Feature Type

  • [ ] Adding new functionality to pandas

  • [X] Changing existing functionality in pandas

  • [ ] Removing existing functionality in pandas

Problem Description

This isn't a problem right now, but I just wanted to call it out ahead of 3.0:

This behavior:

https://github.com/pandas-dev/pandas/blob/8b77271393efc678b9897e009c3201e6eeef57fc/pandas/io/parquet.py#L433-L437

Won't really make sense in 3.0 and onwards, because:

https://github.com/pandas-dev/pandas/blob/8b77271393efc678b9897e009c3201e6eeef57fc/doc/source/whatsnew/v2.2.0.rst?plain=1#L87

Feature Description

I guess just always use pyarrow unless explicitly told to use fastparquet?

Alternative Solutions

N/A

Additional Context

No response

Comment From: martindurant

I guess just always use pyarrow unless explicitly told to use fastparquet?

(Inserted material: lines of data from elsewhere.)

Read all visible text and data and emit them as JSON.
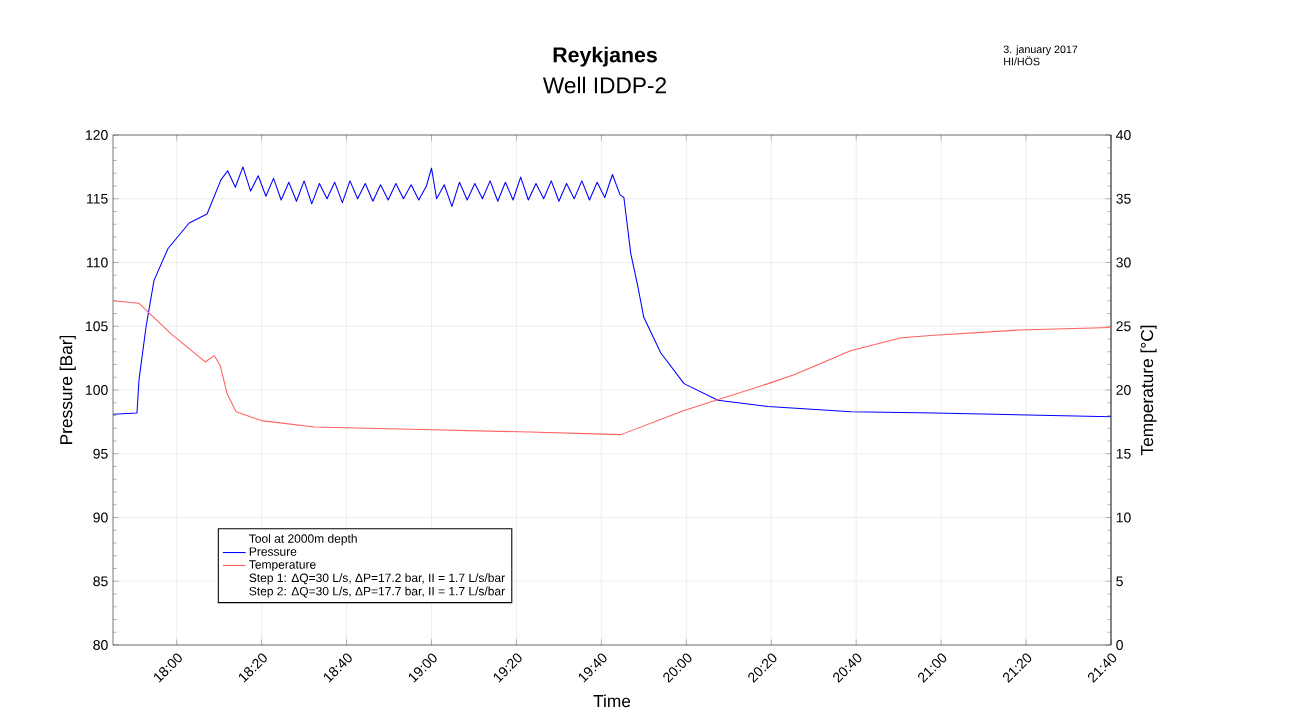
{
  "chart_data": {
    "type": "line",
    "title": "Reykjanes",
    "subtitle": "Well IDDP-2",
    "xlabel": "Time",
    "ylabel": "Pressure [Bar]",
    "y2label": "Temperature [°C]",
    "legend_title": "Tool at 2000m depth",
    "annotations": [
      "Step 1: ΔQ=30 L/s, ΔP=17.2 bar, II = 1.7 L/s/bar",
      "Step 2: ΔQ=30 L/s, ΔP=17.7 bar, II = 1.7 L/s/bar",
      "3. january 2017",
      "HI/HÖS"
    ],
    "xlim": [
      17.75,
      21.6667
    ],
    "ylim": [
      80,
      120
    ],
    "y2lim": [
      0,
      40
    ],
    "xticks": [
      {
        "value": 18,
        "label": "18:00"
      },
      {
        "value": 18.3333,
        "label": "18:20"
      },
      {
        "value": 18.6667,
        "label": "18:40"
      },
      {
        "value": 19,
        "label": "19:00"
      },
      {
        "value": 19.3333,
        "label": "19:20"
      },
      {
        "value": 19.6667,
        "label": "19:40"
      },
      {
        "value": 20,
        "label": "20:00"
      },
      {
        "value": 20.3333,
        "label": "20:20"
      },
      {
        "value": 20.6667,
        "label": "20:40"
      },
      {
        "value": 21,
        "label": "21:00"
      },
      {
        "value": 21.3333,
        "label": "21:20"
      },
      {
        "value": 21.6667,
        "label": "21:40"
      }
    ],
    "yticks": [
      80,
      85,
      90,
      95,
      100,
      105,
      110,
      115,
      120
    ],
    "y2ticks": [
      0,
      5,
      10,
      15,
      20,
      25,
      30,
      35,
      40
    ],
    "grid": true,
    "legend": "bottom left",
    "marker": "none",
    "line_style": "solid",
    "series": [
      {
        "name": "Pressure",
        "color": "#0000ff",
        "x": [
          17.75,
          17.844,
          17.852,
          17.88,
          17.911,
          17.966,
          18.049,
          18.119,
          18.174,
          18.2,
          18.23,
          18.26,
          18.29,
          18.32,
          18.35,
          18.38,
          18.41,
          18.44,
          18.47,
          18.5,
          18.53,
          18.56,
          18.59,
          18.62,
          18.65,
          18.68,
          18.71,
          18.74,
          18.77,
          18.8,
          18.83,
          18.86,
          18.89,
          18.92,
          18.95,
          18.98,
          19.0,
          19.02,
          19.05,
          19.08,
          19.11,
          19.14,
          19.17,
          19.2,
          19.23,
          19.26,
          19.29,
          19.32,
          19.35,
          19.38,
          19.41,
          19.44,
          19.47,
          19.5,
          19.53,
          19.56,
          19.59,
          19.62,
          19.65,
          19.68,
          19.71,
          19.74,
          19.755,
          19.782,
          19.81,
          19.833,
          19.9,
          19.991,
          20.124,
          20.321,
          20.647,
          20.973,
          21.6667
        ],
        "values": [
          98.1,
          98.2,
          100.8,
          105.0,
          108.6,
          111.1,
          113.1,
          113.8,
          116.5,
          117.2,
          115.9,
          117.5,
          115.6,
          116.8,
          115.2,
          116.6,
          114.9,
          116.3,
          114.8,
          116.4,
          114.6,
          116.2,
          115.0,
          116.3,
          114.7,
          116.4,
          115.0,
          116.2,
          114.8,
          116.1,
          114.9,
          116.2,
          115.0,
          116.1,
          114.9,
          116.0,
          117.4,
          115.0,
          116.1,
          114.4,
          116.3,
          114.9,
          116.2,
          115.0,
          116.4,
          114.8,
          116.3,
          114.9,
          116.7,
          114.9,
          116.2,
          115.0,
          116.4,
          114.8,
          116.2,
          115.0,
          116.4,
          114.9,
          116.3,
          115.1,
          116.9,
          115.3,
          115.1,
          110.7,
          108.1,
          105.7,
          102.9,
          100.5,
          99.2,
          98.7,
          98.3,
          98.2,
          97.9
        ]
      },
      {
        "name": "Temperature",
        "color": "#ff6060",
        "axis": "y2",
        "x": [
          17.75,
          17.852,
          17.978,
          18.112,
          18.147,
          18.171,
          18.198,
          18.233,
          18.332,
          18.54,
          18.961,
          19.385,
          19.743,
          19.991,
          20.321,
          20.423,
          20.647,
          20.844,
          20.973,
          21.303,
          21.6667
        ],
        "values": [
          27.0,
          26.8,
          24.4,
          22.2,
          22.7,
          21.9,
          19.7,
          18.3,
          17.6,
          17.1,
          16.9,
          16.7,
          16.5,
          18.4,
          20.5,
          21.2,
          23.1,
          24.1,
          24.3,
          24.7,
          24.9
        ]
      }
    ]
  }
}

This would be I suppose the functional equivalent to the current behaviour. Already, many more things are tested with arrow only, which I would say is quite a shame. I may be biased, however.

Comment From: rhshadrach

Thanks for the report. I think we can just change the line

The default io.parquet.engine behavior is to try 'pyarrow', falling back to 'fastparquet' if 'pyarrow' is unavailable.

to something like

The default value io.parquet.engine to use 'pyarrow'.

Does that cover everything @davetapley?

Comment From: phofl

I think we should deprecate fast parquet altogether when 3.0 is here, there isn't really much use for it and it doesn't support some things that arrow supports and we use.

Simplifying code complexity is another benefit of doing this

Comment From: davetapley

@rhshadrach yeah, I might have been over thinking it, perhaps it is just a docs change.

I have no opinion on fast parquet support.